Austin Hooper, Cleveland Browns (ECR = TE12 vs. DDD = TE21)

Few players saw their fantasy situation decline more during the offseason than Hooper, who went from indoors/Matt Ryan/high target share in Atlanta to outdoors/Baker Mayfield/much lower target share in Cleveland. Hooper played well while taking advantage of his situation (most red-zone targets per game) last season, but he’s now sharing looks with Odell Beckham Jr. and Jarvis Landry, who both ranked top-11 in WOPR last year, as well as with Kareem Hunt. He’ll also be sharing touchdowns (and RZ work) with Nick Chubb while catching passes from a QB who just finished bottom-five in CPOE. The Browns frequently play in bad weather and face the Steelers and Ravens defenses 25% of the time. David Njoku is still around, and Hooper just got paid. No thanks.

Hunter Henry, Los Angeles Chargers (ECR = TE7 vs. DDD = TE16)
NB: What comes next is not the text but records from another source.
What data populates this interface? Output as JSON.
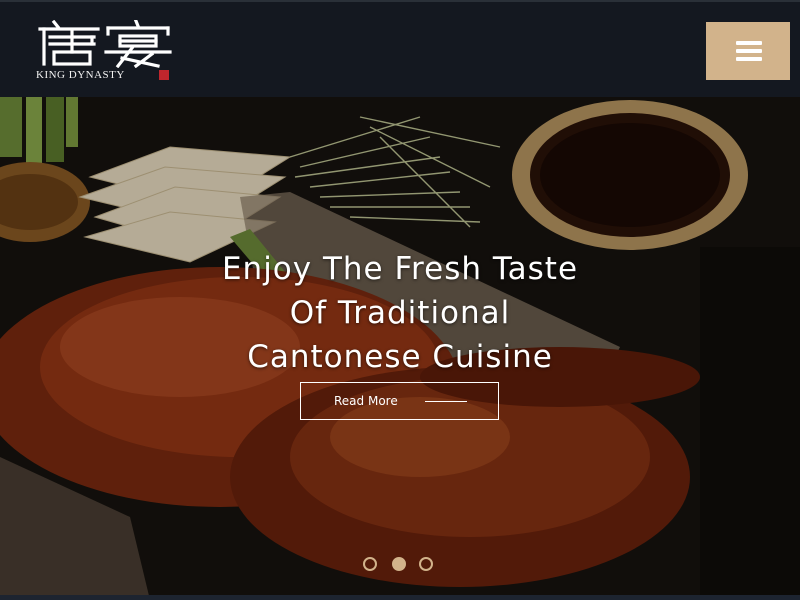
{
  "header": {
    "logo": {
      "chinese_text": "唐宴",
      "english_text": "KING DYNASTY"
    },
    "menu_button": {
      "icon": "hamburger-menu-icon",
      "background_color": "#d2b38b"
    }
  },
  "hero": {
    "title_lines": [
      "Enjoy The Fresh Taste",
      "Of Traditional",
      "Cantonese Cuisine"
    ],
    "button": {
      "label": "Read More",
      "icon": "arrow-line-icon"
    },
    "slider": {
      "slide_count": 3,
      "active_slide": 2
    }
  },
  "colors": {
    "header_bg": "#141820",
    "accent_gold": "#d2b38b",
    "text": "#ffffff"
  }
}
Henry is part of a big TE tier from No. 8-16 for me, so I’m not quite as down on him as my ranking appears, but he’ll end up on none of my teams at his ADP, as there are many intriguing options without the same injury risk. Even if Henry stays healthy, he’ll be competing for targets with Keenan Allen, Mike Williams and arguably the game’s best receiving back from one of the league’s shakiest quarterback situations. Philip Rivers appears to be in decline and threw far too many interceptions last season, but he also still capably moved the ball (Rivers’ CPOE last season was actually better than his career mark). Tyrod Taylor has helped tight ends have fantasy value before, but he's unquestionably a downgrade and most importantly, is likely to cede the job to rookie Justin Herbert after the team drafted him at No. 6. Herbert could easily be the worst starting QB in the NFL when he gets the nod, and Henry will have strong competition for those errant throws.

Evan Engram, New York Giants (ECR = TE6 vs. DDD = TE15)

Engram clearly has a ton of upside, and with tight end being sneaky deep, it’s not the worst idea to take the gamble on him staying healthy for once, but realize his injury history is extensive, and he’s coming off serious Lisfranc surgery. If Darius Slayton, Sterling Shepard, Golden Tate and Saquon Barkley stay healthy, he’ll also have a ton of competition for targets. Daniel Jones has fantasy upside, but it’s not because of his passing ability right now, so Engram’s setup isn’t ideal. He could make me look foolish, as few tight ends match his ceiling, but Engram has too many question marks to be treated as a borderline top-five tight end, especially with so many breakout candidates in better situations as alternatives.